Bilawn / Mammoth :: 1998 :: buy this record

If 2000 Fold had such an impact, this is because it provided the indie purists with everything they expected, by the end of the 90's. The Styles of Beyond were good at exploring urban themes, with a hardcore and paranoid attitude inspired from the street rap that preceded them, but they mixed these with the X-Files-like science-fiction flavor the underground was fond of at this time, like with their invitation to aliens on "Gollaxowelcome". Musically speaking, they were into some very dark blend of hip-hop. And the two MCs played perfectly well with the contrast between their fast and precise flows and cinematic ambiances.
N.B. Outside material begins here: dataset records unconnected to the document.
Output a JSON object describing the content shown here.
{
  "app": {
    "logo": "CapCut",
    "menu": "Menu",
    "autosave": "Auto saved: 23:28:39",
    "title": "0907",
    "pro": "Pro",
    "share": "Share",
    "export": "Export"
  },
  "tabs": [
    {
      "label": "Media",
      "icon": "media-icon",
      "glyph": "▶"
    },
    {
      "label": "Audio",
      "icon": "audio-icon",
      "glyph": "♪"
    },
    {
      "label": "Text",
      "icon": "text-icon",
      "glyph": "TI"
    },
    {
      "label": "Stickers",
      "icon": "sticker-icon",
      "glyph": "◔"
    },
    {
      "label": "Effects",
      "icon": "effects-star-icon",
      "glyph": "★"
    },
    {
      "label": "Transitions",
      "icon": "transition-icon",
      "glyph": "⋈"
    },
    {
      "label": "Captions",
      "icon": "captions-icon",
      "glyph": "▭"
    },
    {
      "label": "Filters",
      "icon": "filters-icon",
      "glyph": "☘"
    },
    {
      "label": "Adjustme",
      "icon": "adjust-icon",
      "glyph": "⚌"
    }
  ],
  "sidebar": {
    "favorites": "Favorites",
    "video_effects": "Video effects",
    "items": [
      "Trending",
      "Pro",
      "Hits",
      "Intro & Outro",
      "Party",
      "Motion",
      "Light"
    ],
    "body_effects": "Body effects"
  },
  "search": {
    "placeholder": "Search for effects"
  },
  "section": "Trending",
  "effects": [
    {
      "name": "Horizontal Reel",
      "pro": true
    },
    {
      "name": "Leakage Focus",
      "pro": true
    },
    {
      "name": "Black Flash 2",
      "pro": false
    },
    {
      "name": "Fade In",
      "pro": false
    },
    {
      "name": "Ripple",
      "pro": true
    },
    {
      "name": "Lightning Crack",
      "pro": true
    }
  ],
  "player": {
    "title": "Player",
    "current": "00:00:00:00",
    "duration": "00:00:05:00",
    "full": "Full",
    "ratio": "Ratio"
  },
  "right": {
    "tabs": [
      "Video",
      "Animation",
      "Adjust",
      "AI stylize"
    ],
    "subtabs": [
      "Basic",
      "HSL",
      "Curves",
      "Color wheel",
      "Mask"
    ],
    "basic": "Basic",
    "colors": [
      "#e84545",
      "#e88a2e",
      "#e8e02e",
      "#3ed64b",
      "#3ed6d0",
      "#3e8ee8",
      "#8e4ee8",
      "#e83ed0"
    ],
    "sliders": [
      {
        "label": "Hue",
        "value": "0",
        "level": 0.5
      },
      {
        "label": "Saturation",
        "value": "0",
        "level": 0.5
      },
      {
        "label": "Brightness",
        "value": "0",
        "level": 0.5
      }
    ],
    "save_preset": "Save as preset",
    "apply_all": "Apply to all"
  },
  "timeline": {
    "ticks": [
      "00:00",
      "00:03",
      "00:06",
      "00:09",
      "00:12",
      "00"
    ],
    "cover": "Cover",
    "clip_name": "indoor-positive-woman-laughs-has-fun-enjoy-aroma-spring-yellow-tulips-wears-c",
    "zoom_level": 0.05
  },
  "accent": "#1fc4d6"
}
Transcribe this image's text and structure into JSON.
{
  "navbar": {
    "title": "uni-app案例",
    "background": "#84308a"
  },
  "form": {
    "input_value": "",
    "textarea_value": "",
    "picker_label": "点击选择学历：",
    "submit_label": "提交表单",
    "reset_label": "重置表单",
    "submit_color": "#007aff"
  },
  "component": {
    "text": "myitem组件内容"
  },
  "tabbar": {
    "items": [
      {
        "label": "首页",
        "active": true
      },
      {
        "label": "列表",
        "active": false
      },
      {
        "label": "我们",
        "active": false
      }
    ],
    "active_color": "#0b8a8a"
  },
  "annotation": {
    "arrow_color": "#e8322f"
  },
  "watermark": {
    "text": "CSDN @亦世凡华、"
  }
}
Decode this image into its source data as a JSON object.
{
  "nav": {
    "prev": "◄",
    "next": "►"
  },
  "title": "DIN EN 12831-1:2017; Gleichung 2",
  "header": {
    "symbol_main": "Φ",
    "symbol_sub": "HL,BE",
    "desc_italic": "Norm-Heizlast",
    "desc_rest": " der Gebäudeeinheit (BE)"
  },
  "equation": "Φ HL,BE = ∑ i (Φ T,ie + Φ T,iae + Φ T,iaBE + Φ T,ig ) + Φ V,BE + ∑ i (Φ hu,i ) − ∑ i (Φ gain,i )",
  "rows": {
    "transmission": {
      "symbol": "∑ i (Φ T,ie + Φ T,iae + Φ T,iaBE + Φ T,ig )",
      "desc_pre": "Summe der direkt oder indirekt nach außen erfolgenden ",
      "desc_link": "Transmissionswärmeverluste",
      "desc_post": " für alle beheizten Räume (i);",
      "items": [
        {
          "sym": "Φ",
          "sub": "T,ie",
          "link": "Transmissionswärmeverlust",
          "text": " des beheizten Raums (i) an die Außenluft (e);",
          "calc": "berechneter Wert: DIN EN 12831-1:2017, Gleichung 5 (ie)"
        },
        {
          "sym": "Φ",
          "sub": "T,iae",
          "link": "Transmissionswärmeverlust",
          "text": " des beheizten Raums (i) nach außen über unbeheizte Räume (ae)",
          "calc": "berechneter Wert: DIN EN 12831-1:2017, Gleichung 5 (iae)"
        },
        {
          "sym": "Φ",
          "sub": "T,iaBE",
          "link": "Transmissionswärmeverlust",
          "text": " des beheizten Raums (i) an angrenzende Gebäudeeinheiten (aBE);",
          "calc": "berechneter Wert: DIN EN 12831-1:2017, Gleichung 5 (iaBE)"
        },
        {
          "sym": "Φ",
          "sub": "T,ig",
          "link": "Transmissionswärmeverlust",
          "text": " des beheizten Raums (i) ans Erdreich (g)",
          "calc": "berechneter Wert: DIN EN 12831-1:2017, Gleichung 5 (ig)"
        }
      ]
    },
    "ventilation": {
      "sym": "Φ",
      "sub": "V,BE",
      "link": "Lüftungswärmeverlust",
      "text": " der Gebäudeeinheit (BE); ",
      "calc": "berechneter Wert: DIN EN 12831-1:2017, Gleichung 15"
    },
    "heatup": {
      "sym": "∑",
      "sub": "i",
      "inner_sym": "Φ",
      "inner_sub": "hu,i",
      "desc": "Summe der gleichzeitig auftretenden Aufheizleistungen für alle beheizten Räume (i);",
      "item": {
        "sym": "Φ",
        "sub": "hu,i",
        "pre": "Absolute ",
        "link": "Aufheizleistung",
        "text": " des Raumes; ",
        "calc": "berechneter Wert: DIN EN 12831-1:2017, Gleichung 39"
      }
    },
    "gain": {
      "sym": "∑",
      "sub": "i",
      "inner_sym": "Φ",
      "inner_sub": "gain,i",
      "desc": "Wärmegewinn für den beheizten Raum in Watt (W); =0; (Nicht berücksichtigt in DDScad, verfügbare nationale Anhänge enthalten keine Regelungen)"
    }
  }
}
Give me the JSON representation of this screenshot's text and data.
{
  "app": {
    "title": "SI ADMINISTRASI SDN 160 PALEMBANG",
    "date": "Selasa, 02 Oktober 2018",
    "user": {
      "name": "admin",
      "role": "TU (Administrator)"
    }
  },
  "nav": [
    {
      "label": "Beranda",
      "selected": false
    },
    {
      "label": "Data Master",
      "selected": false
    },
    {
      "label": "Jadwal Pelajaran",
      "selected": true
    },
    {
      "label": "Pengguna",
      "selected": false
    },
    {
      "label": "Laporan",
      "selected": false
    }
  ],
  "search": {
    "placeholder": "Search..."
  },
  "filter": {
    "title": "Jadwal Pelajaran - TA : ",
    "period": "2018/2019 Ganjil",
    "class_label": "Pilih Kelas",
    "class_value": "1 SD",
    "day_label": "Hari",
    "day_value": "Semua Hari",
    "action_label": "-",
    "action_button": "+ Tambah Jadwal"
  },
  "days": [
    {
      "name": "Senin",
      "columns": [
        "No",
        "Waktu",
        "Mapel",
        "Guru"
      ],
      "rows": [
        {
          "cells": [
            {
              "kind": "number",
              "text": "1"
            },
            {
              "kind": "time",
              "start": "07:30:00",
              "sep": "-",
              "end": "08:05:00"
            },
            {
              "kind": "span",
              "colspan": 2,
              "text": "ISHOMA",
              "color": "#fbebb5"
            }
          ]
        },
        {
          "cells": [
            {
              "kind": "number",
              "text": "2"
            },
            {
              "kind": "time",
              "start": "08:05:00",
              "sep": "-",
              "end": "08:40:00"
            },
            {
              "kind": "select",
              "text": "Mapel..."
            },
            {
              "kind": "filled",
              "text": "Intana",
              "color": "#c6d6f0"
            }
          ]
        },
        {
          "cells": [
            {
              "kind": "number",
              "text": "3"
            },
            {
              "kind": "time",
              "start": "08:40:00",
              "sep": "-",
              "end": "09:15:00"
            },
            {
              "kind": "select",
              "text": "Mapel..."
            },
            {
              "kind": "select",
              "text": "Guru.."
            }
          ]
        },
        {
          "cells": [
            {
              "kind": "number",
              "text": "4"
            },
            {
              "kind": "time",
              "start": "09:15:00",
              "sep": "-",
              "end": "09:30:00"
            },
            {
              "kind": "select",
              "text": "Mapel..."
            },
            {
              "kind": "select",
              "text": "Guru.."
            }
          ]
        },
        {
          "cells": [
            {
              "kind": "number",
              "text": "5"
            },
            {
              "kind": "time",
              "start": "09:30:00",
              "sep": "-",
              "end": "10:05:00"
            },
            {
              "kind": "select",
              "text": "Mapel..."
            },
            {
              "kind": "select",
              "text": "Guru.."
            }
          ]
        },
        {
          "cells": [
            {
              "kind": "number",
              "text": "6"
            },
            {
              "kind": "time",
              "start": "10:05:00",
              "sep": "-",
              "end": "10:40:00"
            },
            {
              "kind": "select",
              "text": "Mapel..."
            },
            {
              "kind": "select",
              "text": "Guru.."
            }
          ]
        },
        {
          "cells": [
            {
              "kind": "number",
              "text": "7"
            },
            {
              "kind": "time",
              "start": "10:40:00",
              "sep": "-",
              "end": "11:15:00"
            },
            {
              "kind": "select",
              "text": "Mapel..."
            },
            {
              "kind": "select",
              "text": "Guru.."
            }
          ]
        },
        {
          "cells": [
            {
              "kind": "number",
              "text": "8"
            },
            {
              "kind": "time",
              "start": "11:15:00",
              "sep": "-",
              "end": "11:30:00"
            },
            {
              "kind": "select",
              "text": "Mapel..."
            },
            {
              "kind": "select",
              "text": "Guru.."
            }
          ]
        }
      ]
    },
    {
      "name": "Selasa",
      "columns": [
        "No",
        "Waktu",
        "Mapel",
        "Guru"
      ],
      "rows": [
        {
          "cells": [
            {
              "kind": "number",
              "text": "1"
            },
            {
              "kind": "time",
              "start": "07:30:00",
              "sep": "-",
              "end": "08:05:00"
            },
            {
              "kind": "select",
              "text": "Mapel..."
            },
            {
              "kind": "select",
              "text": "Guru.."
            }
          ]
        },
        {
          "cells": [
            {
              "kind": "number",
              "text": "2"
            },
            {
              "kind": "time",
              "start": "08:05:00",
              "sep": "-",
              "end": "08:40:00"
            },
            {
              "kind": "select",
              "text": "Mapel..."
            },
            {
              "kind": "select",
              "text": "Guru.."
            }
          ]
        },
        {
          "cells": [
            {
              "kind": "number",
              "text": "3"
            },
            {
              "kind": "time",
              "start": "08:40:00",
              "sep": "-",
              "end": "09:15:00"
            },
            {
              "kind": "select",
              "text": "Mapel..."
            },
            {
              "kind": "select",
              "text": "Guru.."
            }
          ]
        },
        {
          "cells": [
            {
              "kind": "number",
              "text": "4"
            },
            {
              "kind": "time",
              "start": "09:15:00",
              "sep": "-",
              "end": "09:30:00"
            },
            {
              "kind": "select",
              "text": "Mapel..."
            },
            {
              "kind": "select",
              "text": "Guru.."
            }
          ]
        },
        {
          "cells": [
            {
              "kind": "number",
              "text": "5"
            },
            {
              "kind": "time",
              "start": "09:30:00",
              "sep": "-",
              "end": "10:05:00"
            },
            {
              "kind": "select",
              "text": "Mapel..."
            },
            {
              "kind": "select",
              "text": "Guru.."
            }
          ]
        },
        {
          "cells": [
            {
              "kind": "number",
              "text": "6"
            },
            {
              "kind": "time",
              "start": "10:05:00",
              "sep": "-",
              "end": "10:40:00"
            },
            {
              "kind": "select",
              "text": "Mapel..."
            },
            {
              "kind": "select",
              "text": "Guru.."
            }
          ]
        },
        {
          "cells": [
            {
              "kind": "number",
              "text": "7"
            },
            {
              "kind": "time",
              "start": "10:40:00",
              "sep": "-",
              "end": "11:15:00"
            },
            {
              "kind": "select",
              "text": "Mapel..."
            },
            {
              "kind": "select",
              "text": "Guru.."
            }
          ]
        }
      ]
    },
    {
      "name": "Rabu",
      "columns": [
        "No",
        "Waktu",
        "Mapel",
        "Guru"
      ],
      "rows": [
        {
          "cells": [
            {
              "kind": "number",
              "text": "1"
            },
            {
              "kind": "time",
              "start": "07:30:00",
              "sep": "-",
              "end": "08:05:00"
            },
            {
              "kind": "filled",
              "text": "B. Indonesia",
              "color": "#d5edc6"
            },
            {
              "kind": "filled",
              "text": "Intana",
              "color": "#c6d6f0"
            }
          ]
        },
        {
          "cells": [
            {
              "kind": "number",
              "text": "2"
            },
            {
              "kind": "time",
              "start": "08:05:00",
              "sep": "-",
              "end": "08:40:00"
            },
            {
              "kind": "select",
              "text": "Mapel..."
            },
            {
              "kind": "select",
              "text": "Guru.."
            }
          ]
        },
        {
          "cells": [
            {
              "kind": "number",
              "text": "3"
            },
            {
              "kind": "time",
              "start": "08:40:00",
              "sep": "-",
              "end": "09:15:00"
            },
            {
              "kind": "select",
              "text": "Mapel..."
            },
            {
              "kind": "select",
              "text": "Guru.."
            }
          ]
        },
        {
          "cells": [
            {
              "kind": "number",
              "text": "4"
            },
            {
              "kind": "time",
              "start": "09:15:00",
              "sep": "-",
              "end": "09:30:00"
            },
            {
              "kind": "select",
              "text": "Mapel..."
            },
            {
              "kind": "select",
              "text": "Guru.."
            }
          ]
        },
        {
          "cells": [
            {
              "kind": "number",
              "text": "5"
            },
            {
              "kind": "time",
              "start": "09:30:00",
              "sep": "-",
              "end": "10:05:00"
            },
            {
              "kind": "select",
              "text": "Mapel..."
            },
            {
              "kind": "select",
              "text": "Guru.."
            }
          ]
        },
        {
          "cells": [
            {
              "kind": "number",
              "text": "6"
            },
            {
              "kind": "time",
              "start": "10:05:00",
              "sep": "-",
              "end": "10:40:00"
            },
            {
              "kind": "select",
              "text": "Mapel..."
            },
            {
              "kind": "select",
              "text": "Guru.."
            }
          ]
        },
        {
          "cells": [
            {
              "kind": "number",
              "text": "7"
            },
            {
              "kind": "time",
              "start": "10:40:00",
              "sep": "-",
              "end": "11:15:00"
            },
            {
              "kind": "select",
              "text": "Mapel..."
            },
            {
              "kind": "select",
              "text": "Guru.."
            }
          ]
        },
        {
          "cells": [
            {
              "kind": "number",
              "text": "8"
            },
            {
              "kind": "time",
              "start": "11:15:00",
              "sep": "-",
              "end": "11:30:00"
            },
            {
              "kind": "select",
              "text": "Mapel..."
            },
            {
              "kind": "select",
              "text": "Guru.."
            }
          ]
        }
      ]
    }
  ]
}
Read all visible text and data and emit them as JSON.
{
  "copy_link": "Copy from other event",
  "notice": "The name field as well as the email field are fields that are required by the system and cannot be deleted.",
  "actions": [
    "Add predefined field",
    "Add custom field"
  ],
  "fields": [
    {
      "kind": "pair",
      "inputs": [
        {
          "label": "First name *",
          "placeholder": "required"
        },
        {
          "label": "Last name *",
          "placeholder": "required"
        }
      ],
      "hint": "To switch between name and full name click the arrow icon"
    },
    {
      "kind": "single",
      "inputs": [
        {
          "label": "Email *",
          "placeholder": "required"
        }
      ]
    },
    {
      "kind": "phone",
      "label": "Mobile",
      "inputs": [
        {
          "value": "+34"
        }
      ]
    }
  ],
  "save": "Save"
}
Those beats were mixed with obvious and easy samples, most of them stolen from New-York rap big names (Black Moon and Organized Konfusion on "Hollograms", EPMD on "Killer Instinct", Eric B and Rakim and Mobb Deep on "Dangerous Minds", A Tribe Called Quest on "Easy Back it Up") and another from a famous pop act (Depeche Mode on "Marco Polo"). Last but not least, other rap disciplines were represented there, turntablism with the DJs Rhettmatic (Beat Junkies), Cheapshot and Revolution, and even some beatboxing with Click Tha Supah Latin's "Click Beat Box".

The ideal record for backpackers at the end of the millennium, 2000 Fold could be boring at times, but it was not monolithic. Ryu and Tak's kind of hip-hop could suddenly become more laid-back with "Winnetka Exit", exotic with the Chinese-sounding "Part II (Endangered)", or even groovy, with "Easy Back It Up" and the vaguely old school "Muuvon". Most of all, with the impeccable "Killer Instinct", "Spies Like Us" and the belligerent "Survival Tactics", the duo knew how to deliver a few hymns to the underground, contributing significantly to building the indie rap soundtrack of their times.